Il progetto esplora il processo ecologico della successione, ovvero il modo in cui le piante si appropriano di un nuovo spazio e formano comunità vegetali caratteristiche in risposta alle difficili condizioni di un determinato habitat. Il giardino si ispira alla dinamica di creste e depressioni tipica dei paesaggi fluviali: le zone depresse, ricche di materia organica e acqua, favoriscono la decomposizione del legno, che costituisce un substrato ideale per la nascita di nuove piante. Queste arricchiscono il suolo, preparando il terreno per le generazioni vegetali future. Al contrario, le creste, composte da un substrato minerale, secco e povero di nutrienti, ospitano comunità vegetali pioniere, provenienti da ambienti steppici. Al centro del giardino, la vegetazione raggiunge il suo culmine in una zona umida piantata con carici e giunchi. Con il tempo, la composizione evolverà, invitandoci a osservare attentamente queste trasformazioni continue.
PROGETTISTI
Cassian SCHMIDT e Bettina JAUGSTETTER, architetti paesaggisti, Anna Lena HAHN, progettista paesaggista
GERMANIA

Cassian Schmidt ha creato legami importanti tra design ed ecologia, affermandosi come una delle figure di riferimento nella progettazione contemporanea delle piantagioni. Architetto paesaggista e orticoltore con oltre 35 anni di esperienza, ha diretto per 25 anni il famoso giardino Hermannshof di Weinheim, dove ha sviluppato piantagioni perenni naturalistiche basate sull'habitat. Conosciuto per aver promosso il "nuovo stile tedesco", il suo lavoro combina piante resistenti allo stress con strategie sostenibili e a bassa manutenzione per i paesaggi urbani. È professore presso l'Università di Ostwestphalen-Lippe (TH OWL). Presiede inoltre il gruppo di lavoro sull'utilizzo delle piante dell'Associazione tedesca delle piante perenni. Come progettista, consulente e relatore internazionale, condivide la sua visione di progettazioni di impianti vegetali ispirati all’ecologia e visivamente attraenti, che ricordano gli ecosistemi delle praterie e delle steppe.

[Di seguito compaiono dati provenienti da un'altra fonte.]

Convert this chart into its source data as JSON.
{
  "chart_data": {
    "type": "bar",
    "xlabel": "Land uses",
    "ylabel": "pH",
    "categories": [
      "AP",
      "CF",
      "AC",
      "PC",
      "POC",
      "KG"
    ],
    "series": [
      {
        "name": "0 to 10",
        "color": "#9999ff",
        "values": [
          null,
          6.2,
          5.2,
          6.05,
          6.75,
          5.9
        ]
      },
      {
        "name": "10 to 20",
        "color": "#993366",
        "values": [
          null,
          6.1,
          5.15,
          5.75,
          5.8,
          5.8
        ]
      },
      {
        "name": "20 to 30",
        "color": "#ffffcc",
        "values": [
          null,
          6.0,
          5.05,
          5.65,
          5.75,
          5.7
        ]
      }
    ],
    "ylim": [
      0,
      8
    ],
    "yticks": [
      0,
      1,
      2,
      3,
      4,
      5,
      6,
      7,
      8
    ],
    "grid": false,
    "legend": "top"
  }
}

Bettina Jaugstetter è un’architetta paesaggista che unisce una progettazione innovativa delle piantagioni a una profonda comprensione delle comunità vegetali dinamiche. Laureata all'Università Tecnica di Monaco-Weihenstephan e formatasi presso il Giardino Botanico, è specializzata nella creazione di giardini che celebrano le trasformazioni stagionali. I suoi progetti spaziano dai giardini privati e pubblici agli spazi verdi modulari per le aree industriali. Collabora con istituzioni come il giardino Hermannshof ed è coautrice di Spazi verdi a bassa manutenzione. Dirige il proprio studio di progettazione, insegna all'Università di Geisenheim e, nel 2023, ha co-organizzato con l'architetta paesaggista e ricercatrice Anna Lena Hahn il simposio internazionale The Dynamic Vision.
Anna Lena Hahn è una progettista paesaggista e ricercatrice specializzata nella progettazione vegetale ecologica e nei processi di progettazione collaborativa. Ha recentemente conseguito un dottorato sulla riqualificazione dei paesaggi post-industriali, integrando ecologia, arte e architettura del paesaggio, ed è titolare di un BTSA presso l'École Supérieure d'Agriculture di Angers. Nel 2019 ha co-fondato lo studio di progettazione Atelier Za'atar e lavora come progettista vegetale freelance, in particolare per l'azienda parigina BACSAC. Il suo lavoro è incentrato su comunità vegetali dinamiche, progettate per adattarsi ed evolversi nel tempo. Questo approccio è influenzato dalle ricerche condotte presso il famoso giardino Hermannshof e presso il Landscape Ecology, Perception, and Design Lab dell'Università del Michigan. Nel 2023 ha co-organizzato il simposio internazionale The Dynamic Vision, riunendo esperti nella progettazione vegetale naturalistica.